Medication Compliance
Studies have shown that up to 70% of patients treated with antidepressants are not compliant in some manner with taking their medication.1,2 The following are some of the common reasons for medication noncompliance:
- Medication side-effects;
- Expense of treatment;
- Decisions based on personal value judgment, religious, or cultural beliefs about the advantages and disadvantages of the treatment;
- Maladaptive personality traits or coping styles;
- Presence of co-morbid psychiatric/medical problems (i.e., substance/alcohol use).3
To facilitate compliance, the treating clinician must accomplish three objectives:
- Develop an alliance with the patient;
- Enable the patient’s support system; and
- Tailor the medication regimen to fit the convenience and lifestyle of the patient.
Provider discussions to inform patients about depression in a collaborative treatment environment have the potential to significantly improve treatment adherence and outcome. Verbal instructions are forgotten 50% of the time. Consider giving strong educational messages both verbally and in writing to develop and maintain compliance. Some important messages and ideas for enhancing and maintaining compliance taken from nationally recognized guidelines such as the depression treatment guideline from the American Psychiatric Association include:4
- Actively engage the patient in the treatment plan.
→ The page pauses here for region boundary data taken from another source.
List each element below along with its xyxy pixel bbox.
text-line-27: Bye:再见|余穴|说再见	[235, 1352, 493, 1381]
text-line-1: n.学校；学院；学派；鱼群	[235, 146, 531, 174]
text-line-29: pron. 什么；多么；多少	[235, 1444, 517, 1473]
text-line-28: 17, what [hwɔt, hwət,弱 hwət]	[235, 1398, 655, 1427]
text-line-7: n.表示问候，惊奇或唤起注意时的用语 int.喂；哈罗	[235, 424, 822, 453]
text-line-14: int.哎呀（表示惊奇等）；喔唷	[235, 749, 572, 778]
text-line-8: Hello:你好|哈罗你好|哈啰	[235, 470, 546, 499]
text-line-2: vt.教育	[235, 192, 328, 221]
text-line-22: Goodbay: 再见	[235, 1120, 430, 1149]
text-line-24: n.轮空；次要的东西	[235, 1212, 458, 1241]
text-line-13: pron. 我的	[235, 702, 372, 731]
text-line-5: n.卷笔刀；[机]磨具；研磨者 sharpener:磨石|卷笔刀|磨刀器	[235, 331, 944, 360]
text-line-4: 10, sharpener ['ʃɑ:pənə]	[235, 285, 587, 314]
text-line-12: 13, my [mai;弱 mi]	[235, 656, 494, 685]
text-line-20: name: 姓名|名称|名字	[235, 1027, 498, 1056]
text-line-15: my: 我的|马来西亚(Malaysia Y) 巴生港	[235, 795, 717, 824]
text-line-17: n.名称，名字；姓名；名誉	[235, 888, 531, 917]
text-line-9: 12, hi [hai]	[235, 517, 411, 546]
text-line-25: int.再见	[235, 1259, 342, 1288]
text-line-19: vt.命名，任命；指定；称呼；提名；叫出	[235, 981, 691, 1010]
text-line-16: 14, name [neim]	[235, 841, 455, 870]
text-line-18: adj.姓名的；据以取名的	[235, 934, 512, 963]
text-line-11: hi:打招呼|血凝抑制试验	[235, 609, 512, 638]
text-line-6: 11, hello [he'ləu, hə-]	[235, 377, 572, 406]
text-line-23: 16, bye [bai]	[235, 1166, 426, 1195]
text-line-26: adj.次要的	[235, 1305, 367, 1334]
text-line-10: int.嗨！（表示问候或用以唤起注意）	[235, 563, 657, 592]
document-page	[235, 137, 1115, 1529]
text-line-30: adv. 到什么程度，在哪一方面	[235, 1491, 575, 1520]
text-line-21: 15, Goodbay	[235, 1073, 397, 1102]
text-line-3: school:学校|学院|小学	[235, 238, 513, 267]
- Ask about prior use of antidepressants.
- Give the patient written instructions.3
- Provide a number for the patient to call if questions or problems occur.
- Keep dosing regimen as simple as possible.
- Review medication use and any side effects at scheduled follow-up visits.
- Explain it may take 2-4 weeks before seeing any clinical response to the medication.
- Have the patient call if he/she is thinking about stopping the medication.
- Review other potential causes of noncompliance such as perceived lack of benefit from the treatment, financial/environmental obstacles, and motivational factors.
- When appropriate, select medications on formulary to help minimize the prescription cost for the patient.
Footnotes
- Katon W, et al. Adequacy and duration of antidepressant treatment in primary care.Med Care 1992; 30:67-76.
- Lin EH, et al. The role of the primary care physician in patient adherence to antidepressant therapy.Med Care 1995; 33:67-74.
- Kaplan and Sadock’s Comprehensive Textbook of Psychiatry 2000. Section 27.1; Lippincott, Williams and Wilkins.
- American Psychiatric Association. Practice Guideline for the Treatment of Patients with Major depression. 2nd Edition, 2000.